Il posa sur elle son regard clair qui jamais n'exprimait autre chose que la sincérité de sa pensée; et ce regard avait une gravité résolue:

—Vous vous trompez! Claude... Si je croyais que vous m'aimiez... même, simplement, si j'espérais qu'un jour, vous finirez par m'aimer, je vous demanderais d'être ma femme.

Il y eut un silence, celui des heures solennelles. Les prunelles, devenues attentives et profondes, elle le regardait aussi, stupéfaite, troublée, incrédule devant l'évidence même, non pas tentée...

Pourtant, elle savait cet homme incapable de prononcer une parole qui ne fût pas rigoureusement vraie... Mais l'avait-elle bien compris?... Se pût-il que lui, le démocrate, lui que semblaient seuls intéresser les problèmes sociaux, la cause des misérables, que lui aussi eût subi la terrible attirance de l'amour? Et l'eût subie par elle?...

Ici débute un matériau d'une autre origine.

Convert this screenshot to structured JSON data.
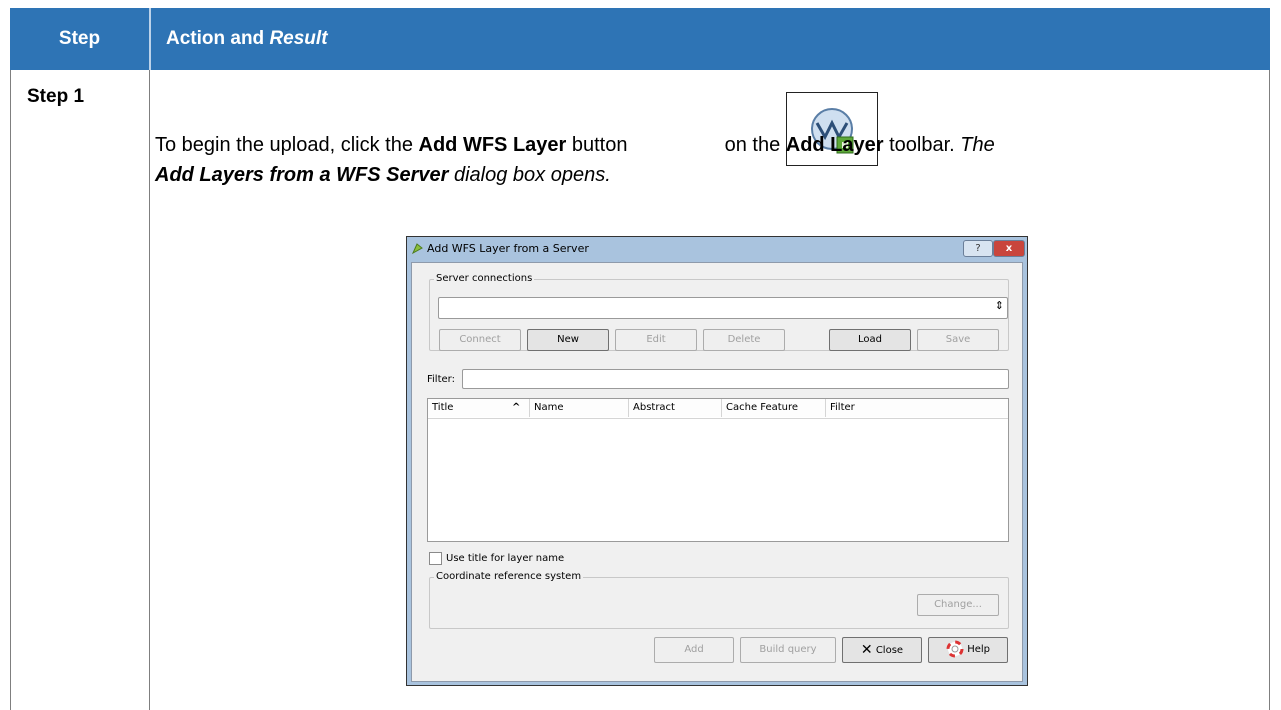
{
  "table": {
    "header_step": "Step",
    "header_action": "Action and",
    "header_result": "Result",
    "step_label": "Step 1"
  },
  "instruction": {
    "part1": "To begin the upload, click the ",
    "bold1": "Add WFS Layer",
    "part2": " button ",
    "part3": " on the ",
    "bold2": "Add Layer",
    "part4": " toolbar. ",
    "italic1": "The ",
    "bold_italic": "Add Layers from a WFS Server",
    "italic2": " dialog box opens."
  },
  "dialog": {
    "title": "Add WFS Layer from a Server",
    "help_button": "?",
    "close_button": "x",
    "server_connections": "Server connections",
    "connection_value": "",
    "buttons": {
      "connect": "Connect",
      "new": "New",
      "edit": "Edit",
      "delete": "Delete",
      "load": "Load",
      "save": "Save"
    },
    "filter_label": "Filter:",
    "filter_value": "",
    "columns": [
      "Title",
      "Name",
      "Abstract",
      "Cache Feature",
      "Filter"
    ],
    "sort_indicator": "^",
    "use_title_checkbox": "Use title for layer name",
    "crs_group": "Coordinate reference system",
    "change_button": "Change...",
    "bottom_buttons": {
      "add": "Add",
      "build_query": "Build query",
      "close": "Close",
      "help": "Help"
    }
  },
  "colors": {
    "header_bg": "#2e74b5",
    "dialog_frame": "#a9c3de"
  },
  "icons": [
    "wfs-layer-icon",
    "qgis-icon",
    "close-x-icon",
    "help-lifebuoy-icon",
    "combo-arrow-icon",
    "sort-up-icon"
  ]
}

Un doute tremblait dans l'ironie de sa voix:

—Vraiment, vous auriez eu le courage de vous embarrasser d'une fille pauvre, doublée d'une artiste, alors que, dans votre monde, avec votre fortune, vous pourriez choisir n'importe quelle héritière? Vraiment?... Vous auriez fait cela?...

—Est-ce que, Claude, vous m'avez jamais rangé dans le nombre de ceux qui veulent une femme à cause de son argent?